Researchers Capture a Single Electron in a Carbon Nanotube

Researchers from the Kavli Institute of NanoScience in Delft are the first to have successfully captured a single electron in a highly tunable carbon nanotube double quantum dot. This was made possible by a new approach for producing ultraclean nanotubes. Moreover, the team of researchers, under the leadership of Spinoza winner Leo Kouwenhoven, discovered a new sort of tunnelling as a result of which electrons can fly straight through obstacles. The results of the research were published by Nature Nanotechnology on 5 April 2009.

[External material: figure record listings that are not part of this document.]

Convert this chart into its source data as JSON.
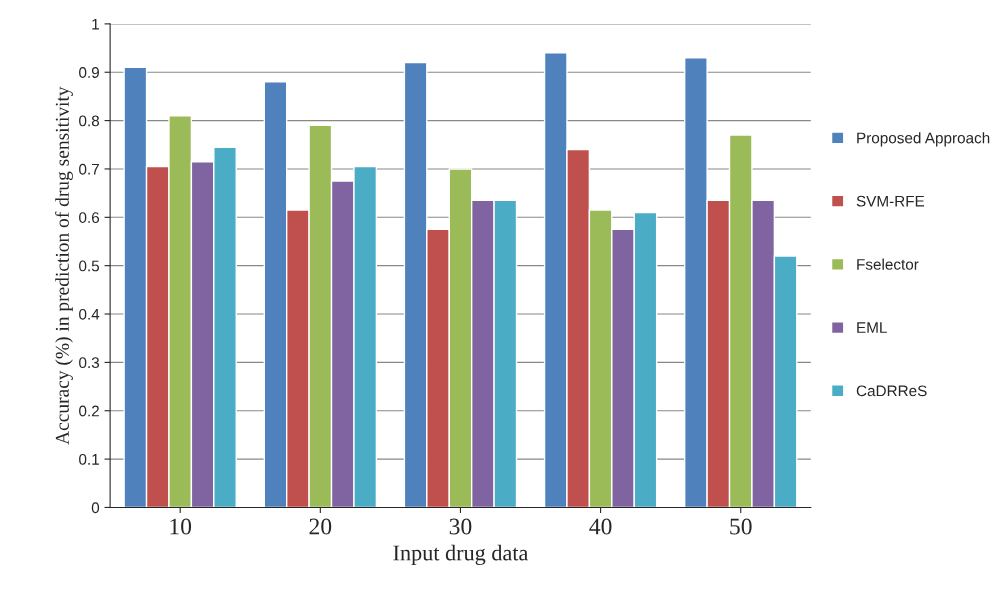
{
  "chart_data": {
    "type": "bar",
    "xlabel": "Input drug data",
    "ylabel": "Accuracy (%) in prediction of drug sensitivity",
    "categories": [
      "10",
      "20",
      "30",
      "40",
      "50"
    ],
    "series": [
      {
        "name": "Proposed Approach",
        "color": "#4f81bd",
        "values": [
          0.91,
          0.88,
          0.92,
          0.94,
          0.93
        ]
      },
      {
        "name": "SVM-RFE",
        "color": "#c0504d",
        "values": [
          0.705,
          0.615,
          0.575,
          0.74,
          0.635
        ]
      },
      {
        "name": "Fselector",
        "color": "#9bbb59",
        "values": [
          0.81,
          0.79,
          0.7,
          0.615,
          0.77
        ]
      },
      {
        "name": "EML",
        "color": "#8064a2",
        "values": [
          0.715,
          0.675,
          0.635,
          0.575,
          0.635
        ]
      },
      {
        "name": "CaDRReS",
        "color": "#4bacc6",
        "values": [
          0.745,
          0.705,
          0.635,
          0.61,
          0.52
        ]
      }
    ],
    "ylim": [
      0,
      1
    ],
    "yticks": [
      0,
      0.1,
      0.2,
      0.3,
      0.4,
      0.5,
      0.6,
      0.7,
      0.8,
      0.9,
      1
    ],
    "grid": "y",
    "legend": "right"
  }
}
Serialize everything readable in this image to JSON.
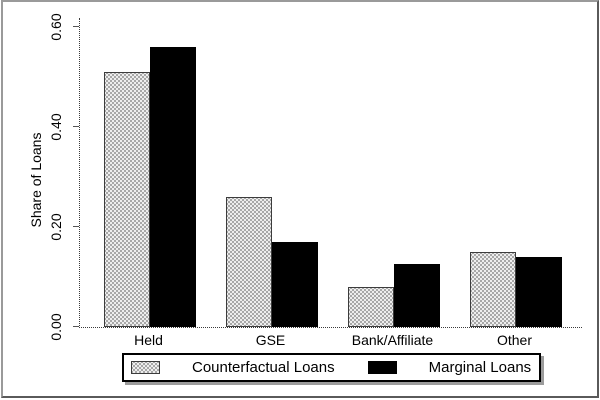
{
  "chart_data": {
    "type": "bar",
    "title": "",
    "categories": [
      "Held",
      "GSE",
      "Bank/Affiliate",
      "Other"
    ],
    "series": [
      {
        "name": "Counterfactual Loans",
        "color": "#a8a8a8",
        "pattern": "dotted-fill",
        "values": [
          0.51,
          0.26,
          0.08,
          0.15
        ]
      },
      {
        "name": "Marginal Loans",
        "color": "#000000",
        "pattern": "solid",
        "values": [
          0.56,
          0.17,
          0.125,
          0.14
        ]
      }
    ],
    "xlabel": "",
    "ylabel": "Share of Loans",
    "yticks": [
      "0.00",
      "0.20",
      "0.40",
      "0.60"
    ],
    "ytick_values": [
      0.0,
      0.2,
      0.4,
      0.6
    ],
    "ylim": [
      0,
      0.6
    ],
    "grid": false,
    "legend_position": "bottom",
    "bar_border_color": "#3c3c3c",
    "legend_shadow_color": "#9c9c9c"
  }
}
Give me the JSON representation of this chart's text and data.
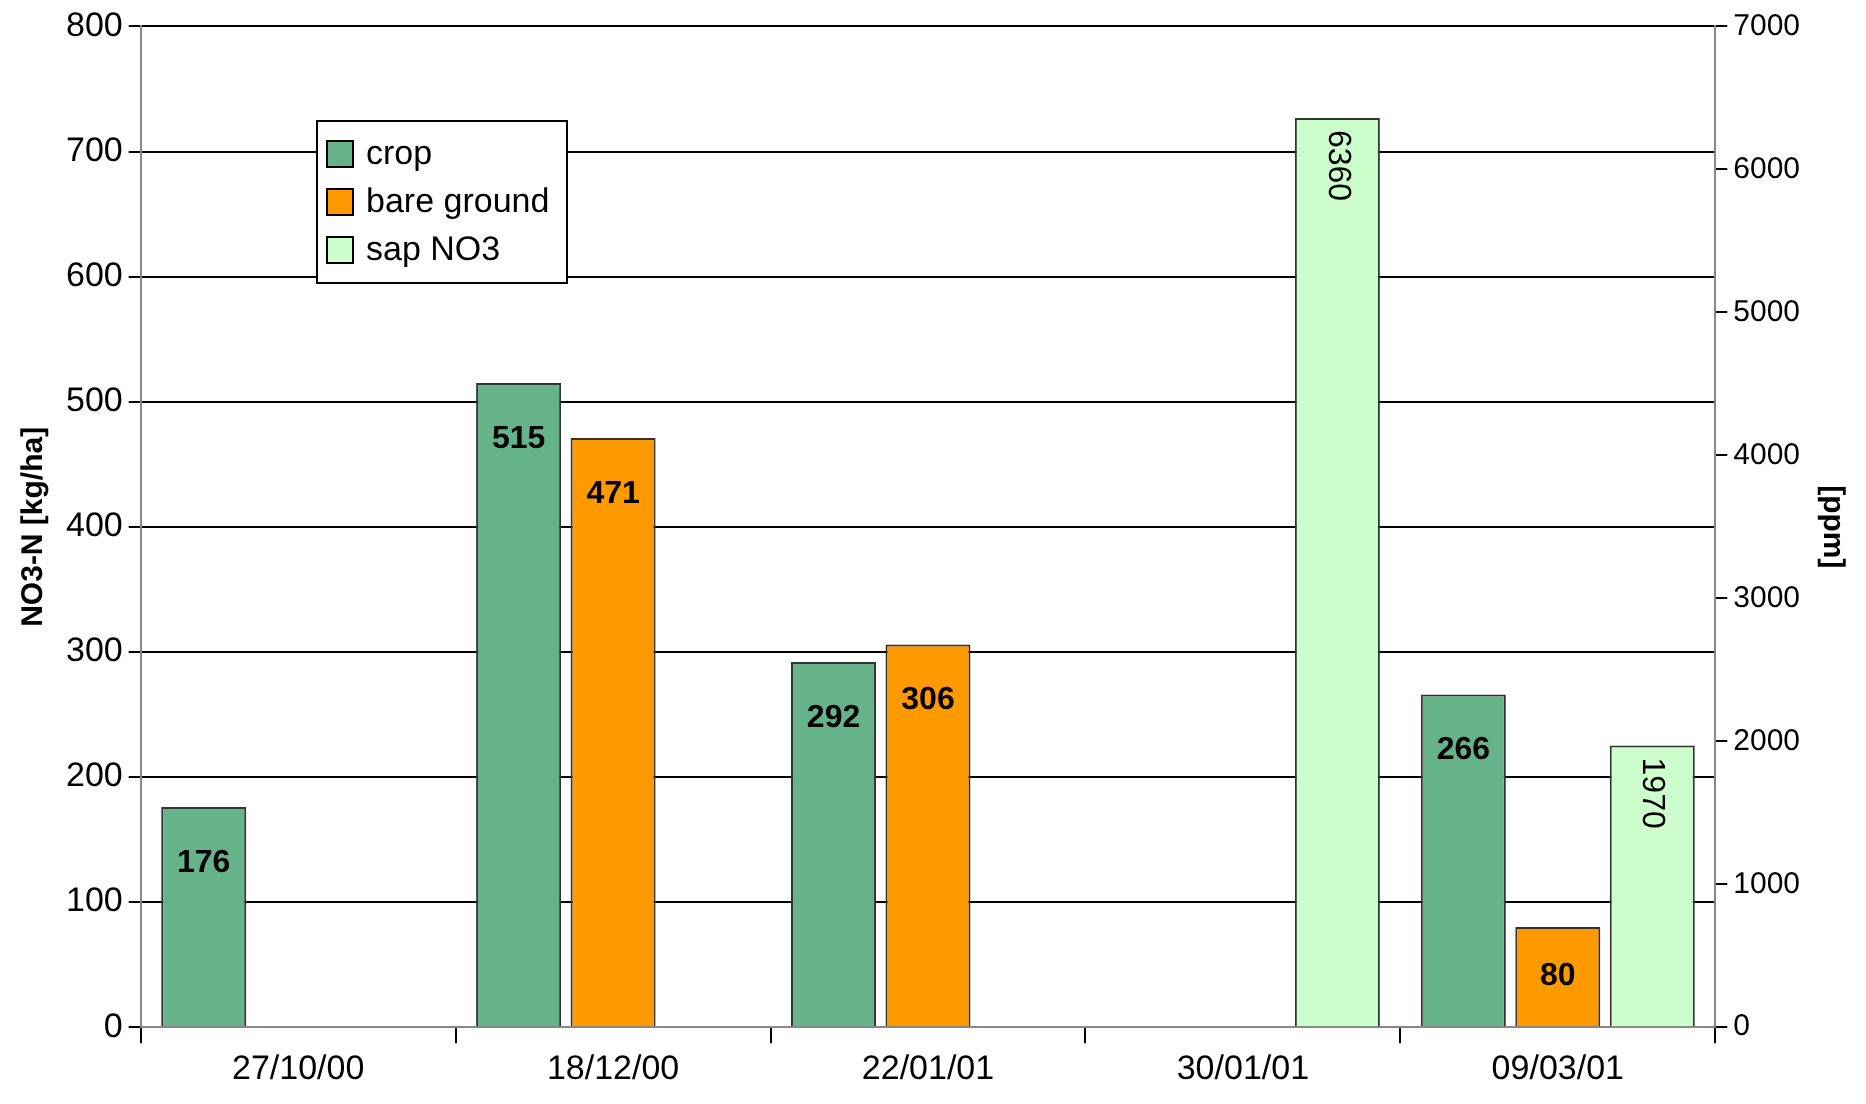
{
  "chart_data": {
    "type": "bar",
    "ylabel": "NO3-N [kg/ha]",
    "y2label": "[ppm]",
    "categories": [
      "27/10/00",
      "18/12/00",
      "22/01/01",
      "30/01/01",
      "09/03/01"
    ],
    "series": [
      {
        "name": "crop",
        "color": "#66b38a",
        "values": [
          176,
          515,
          292,
          null,
          266
        ]
      },
      {
        "name": "bare ground",
        "color": "#ff9900",
        "values": [
          null,
          471,
          306,
          null,
          80
        ]
      },
      {
        "name": "sap NO3",
        "color": "#ccffcc",
        "values": [
          null,
          null,
          null,
          6360,
          1970
        ],
        "axis": "y2"
      }
    ],
    "ylim": [
      0,
      800
    ],
    "yticks": [
      0,
      100,
      200,
      300,
      400,
      500,
      600,
      700,
      800
    ],
    "y2lim": [
      0,
      7000
    ],
    "y2ticks": [
      0,
      1000,
      2000,
      3000,
      4000,
      5000,
      6000,
      7000
    ],
    "grid": "y",
    "legend": "top left",
    "data_labels": true
  }
}
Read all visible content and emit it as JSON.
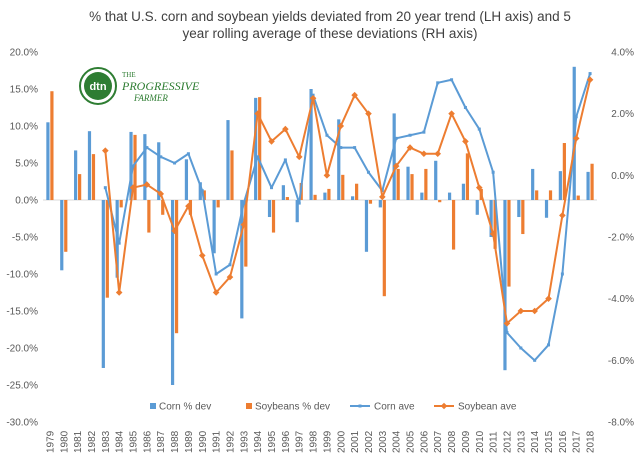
{
  "logo": {
    "badge": "dtn",
    "brand_line1": "THE",
    "brand_line2": "PROGRESSIVE",
    "brand_line3": "FARMER"
  },
  "chart_data": {
    "type": "bar+line",
    "title": [
      "% that U.S. corn and soybean yields deviated from 20 year trend (LH axis)  and 5",
      "year rolling average of these deviations (RH axis)"
    ],
    "categories": [
      "1979",
      "1980",
      "1981",
      "1982",
      "1983",
      "1984",
      "1985",
      "1986",
      "1987",
      "1988",
      "1989",
      "1990",
      "1991",
      "1992",
      "1993",
      "1994",
      "1995",
      "1996",
      "1997",
      "1998",
      "1999",
      "2000",
      "2001",
      "2002",
      "2003",
      "2004",
      "2005",
      "2006",
      "2007",
      "2008",
      "2009",
      "2010",
      "2011",
      "2012",
      "2013",
      "2014",
      "2015",
      "2016",
      "2017",
      "2018"
    ],
    "left_axis": {
      "min": -30,
      "max": 20,
      "step": 5,
      "tick_labels": [
        "20.0%",
        "15.0%",
        "10.0%",
        "5.0%",
        "0.0%",
        "-5.0%",
        "-10.0%",
        "-15.0%",
        "-20.0%",
        "-25.0%",
        "-30.0%"
      ]
    },
    "right_axis": {
      "min": -8,
      "max": 4,
      "step": 2,
      "tick_labels": [
        "4.0%",
        "2.0%",
        "0.0%",
        "-2.0%",
        "-4.0%",
        "-6.0%",
        "-8.0%"
      ]
    },
    "series": [
      {
        "name": "Corn % dev",
        "kind": "bar",
        "axis": "left",
        "color": "#5b9bd5",
        "values": [
          10.5,
          -9.5,
          6.7,
          9.3,
          -22.7,
          -10.5,
          9.2,
          8.9,
          7.8,
          -25.0,
          5.5,
          2.4,
          -7.2,
          10.8,
          -16.0,
          13.8,
          -2.3,
          2.0,
          -3.0,
          15.0,
          1.0,
          10.9,
          0.5,
          -7.0,
          -1.0,
          11.7,
          4.5,
          1.0,
          5.3,
          1.0,
          2.2,
          -2.0,
          -5.0,
          -23.0,
          -2.3,
          4.2,
          -2.4,
          3.9,
          18.0,
          3.8
        ]
      },
      {
        "name": "Soybeans % dev",
        "kind": "bar",
        "axis": "left",
        "color": "#ed7d31",
        "values": [
          14.7,
          -7.0,
          3.5,
          6.2,
          -13.2,
          -1.0,
          8.8,
          -4.4,
          -2.0,
          -18.0,
          -2.0,
          1.3,
          -1.0,
          6.7,
          -9.0,
          13.9,
          -4.4,
          0.4,
          2.3,
          0.7,
          1.5,
          3.4,
          2.2,
          -0.5,
          -13.0,
          4.2,
          3.5,
          4.2,
          -0.3,
          -6.7,
          6.3,
          1.5,
          -6.6,
          -11.7,
          -4.6,
          1.3,
          1.3,
          7.7,
          0.6,
          4.9
        ]
      },
      {
        "name": "Corn ave",
        "kind": "line",
        "axis": "right",
        "color": "#5b9bd5",
        "marker": "square",
        "values": [
          null,
          null,
          null,
          null,
          -0.4,
          -2.2,
          0.3,
          0.9,
          0.6,
          0.4,
          0.7,
          -0.5,
          -3.2,
          -2.9,
          -0.9,
          0.6,
          -0.4,
          0.5,
          -0.9,
          2.6,
          1.3,
          0.9,
          0.9,
          0.1,
          -0.5,
          1.2,
          1.3,
          1.4,
          3.0,
          3.1,
          2.2,
          1.5,
          0.1,
          -5.1,
          -5.6,
          -6.0,
          -5.5,
          -3.2,
          1.9,
          3.3
        ]
      },
      {
        "name": "Soybean ave",
        "kind": "line",
        "axis": "right",
        "color": "#ed7d31",
        "marker": "diamond",
        "values": [
          null,
          null,
          null,
          null,
          0.8,
          -3.8,
          -0.4,
          -0.3,
          -0.6,
          -1.8,
          -1.0,
          -2.6,
          -3.8,
          -3.3,
          -1.6,
          2.0,
          1.1,
          1.5,
          0.6,
          2.5,
          0.0,
          1.6,
          2.6,
          2.0,
          -0.7,
          0.3,
          0.9,
          0.7,
          0.7,
          2.0,
          1.1,
          -0.4,
          -1.9,
          -4.8,
          -4.4,
          -4.4,
          -4.0,
          -1.3,
          1.2,
          3.1
        ]
      }
    ],
    "legend_position": "bottom",
    "grid": false
  }
}
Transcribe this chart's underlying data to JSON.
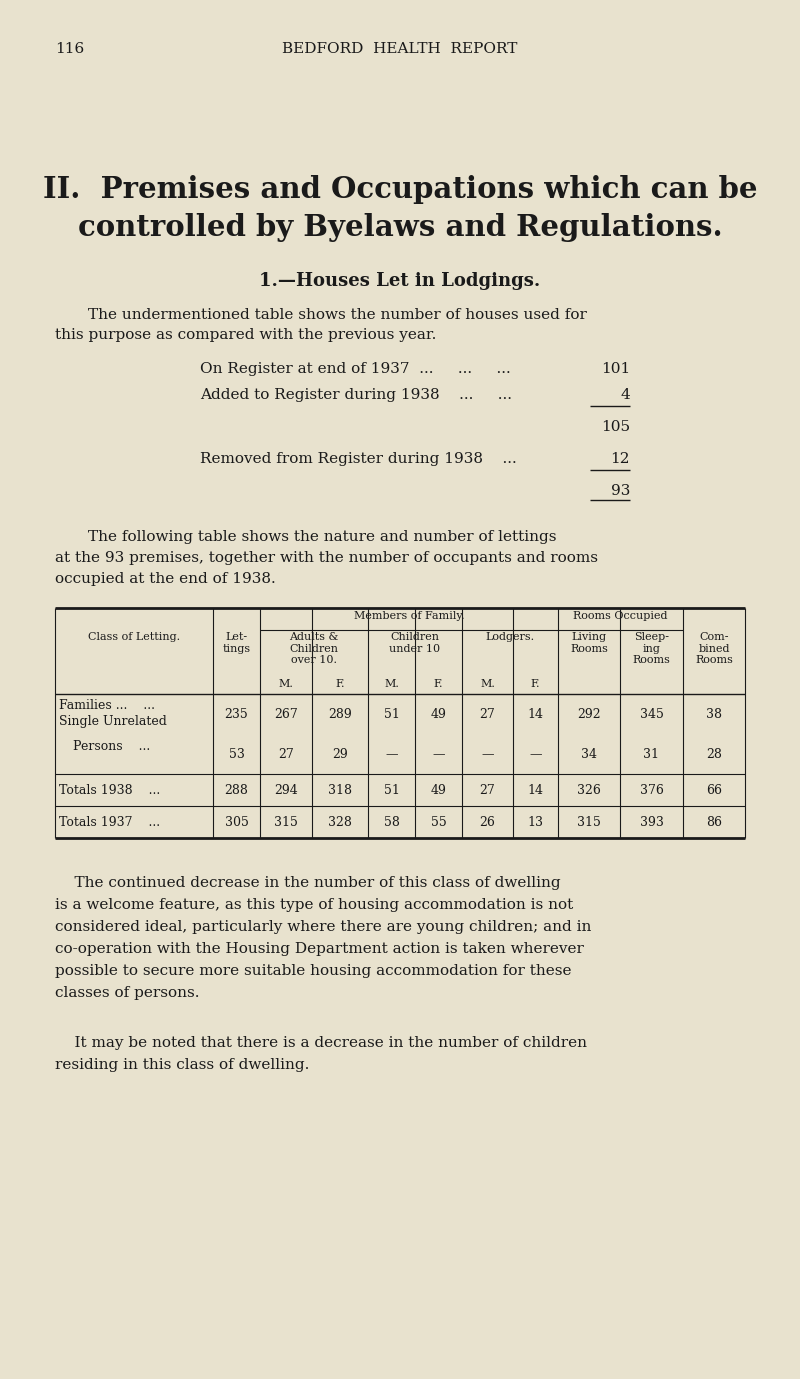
{
  "bg_color": "#e8e2ce",
  "text_color": "#1a1a1a",
  "page_number": "116",
  "header": "BEDFORD  HEALTH  REPORT",
  "section_title_line1": "II.  Premises and Occupations which can be",
  "section_title_line2": "controlled by Byelaws and Regulations.",
  "subsection_title": "1.—Houses Let in Lodgings.",
  "para1_line1": "The undermentioned table shows the number of houses used for",
  "para1_line2": "this purpose as compared with the previous year.",
  "reg1_label": "On Register at end of 1937  ...     ...     ...",
  "reg1_value": "101",
  "reg2_label": "Added to Register during 1938    ...     ...",
  "reg2_value": "4",
  "subtotal": "105",
  "removed_label": "Removed from Register during 1938    ...",
  "removed_value": "12",
  "final_value": "93",
  "para2_line1": "The following table shows the nature and number of lettings",
  "para2_line2": "at the 93 premises, together with the number of occupants and rooms",
  "para2_line3": "occupied at the end of 1938.",
  "table_rows": [
    {
      "class1": "Families ...    ...",
      "class2": "",
      "lettings": "235",
      "adults_m": "267",
      "adults_f": "289",
      "child_m": "51",
      "child_f": "49",
      "lodge_m": "27",
      "lodge_f": "14",
      "living": "292",
      "sleeping": "345",
      "combined": "38"
    },
    {
      "class1": "Single Unrelated",
      "class2": "    Persons    ...",
      "lettings": "53",
      "adults_m": "27",
      "adults_f": "29",
      "child_m": "—",
      "child_f": "—",
      "lodge_m": "—",
      "lodge_f": "—",
      "living": "34",
      "sleeping": "31",
      "combined": "28"
    },
    {
      "class1": "Totals 1938    ...",
      "class2": "",
      "lettings": "288",
      "adults_m": "294",
      "adults_f": "318",
      "child_m": "51",
      "child_f": "49",
      "lodge_m": "27",
      "lodge_f": "14",
      "living": "326",
      "sleeping": "376",
      "combined": "66"
    },
    {
      "class1": "Totals 1937    ...",
      "class2": "",
      "lettings": "305",
      "adults_m": "315",
      "adults_f": "328",
      "child_m": "58",
      "child_f": "55",
      "lodge_m": "26",
      "lodge_f": "13",
      "living": "315",
      "sleeping": "393",
      "combined": "86"
    }
  ],
  "para3_lines": [
    "    The continued decrease in the number of this class of dwelling",
    "is a welcome feature, as this type of housing accommodation is not",
    "considered ideal, particularly where there are young children; and in",
    "co-operation with the Housing Department action is taken wherever",
    "possible to secure more suitable housing accommodation for these",
    "classes of persons."
  ],
  "para4_lines": [
    "    It may be noted that there is a decrease in the number of children",
    "residing in this class of dwelling."
  ]
}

A quantum dot can be viewed as a small 'box' which traps a controllable number of electrons. This box is coupled to one or more gate electrodes with which the number of electrons on the dot can be varied. The researchers developed a new technology to make extremely clean nanotube quantum dots. This makes it possible to capture a single electron in a nanotube. Moreover, the researchers succeeded in making the first highly-controllable single electron double dot.

Controlling quantum dots

One of the pipe dreams within quantum mechanics is the construction of a super-powerful quantum computer. In order to do this, it must be possible to manipulate the electron spin of the quantum dots. That would enable quantum information to be stored and read again. However, up until now it has proved impossible to accurately control double quantum dots in nanotubes (two quantum dots linked together) that capture only a single electron.

The researchers used silicon electrodes positioned close to the ultraclean nanotube to accurately control the number of electrons of the quantum dot. Three electrodes were used in the research, although more electrodes can be incorporated. The ultraclean tube ensures that no disruption occurs in the manipulation of the electrons.

Tunnelling

Whilst studying the double quantum dot, the researchers discovered a new type of tunnelling that is analogous to tunnelling according to the Klein paradox. Tunnelling is an effect in which rapidly moving electrons can fly straight through obstacles. The particle goes straight through a barrier even though it does not have enough energy to go over the barrier. Normally tunnelling ceases as soon as the barrier is too large. The famous Klein paradox predicts that if the barrier is made even bigger still, tunnelling can once again take place due to the influence of relativistic quantum mechanics.

In the case of normal tunnelling, electrons can only move from one quantum dot to another due to the tunnel coupling of the wave functions on both sides of the energy barrier within the double quantum dot. Researchers used the silicon gate electrodes to manipulate the barrier and observed tunnelling could become enhanced even though the barrier was increasing, as predicted in the Klein paradox. This method of tunnelling emphasises the close relationship between the physics of semiconductors, such as those in this research, and high-energy physics.

The research took place at the Kavli Institute for Nanoscience of Delft University of Technology. The first author of the article in Nature Nanotechnology is Gary Steele. Gary Steele, Georg Götz and Leo Kouwenhoven carried out the research with the aid of a grant from the Foundation for Fundamental Research on Matter (FOM) and NWO. Leo Kouwenhoven received the NWO/Spinoza Award in 2007.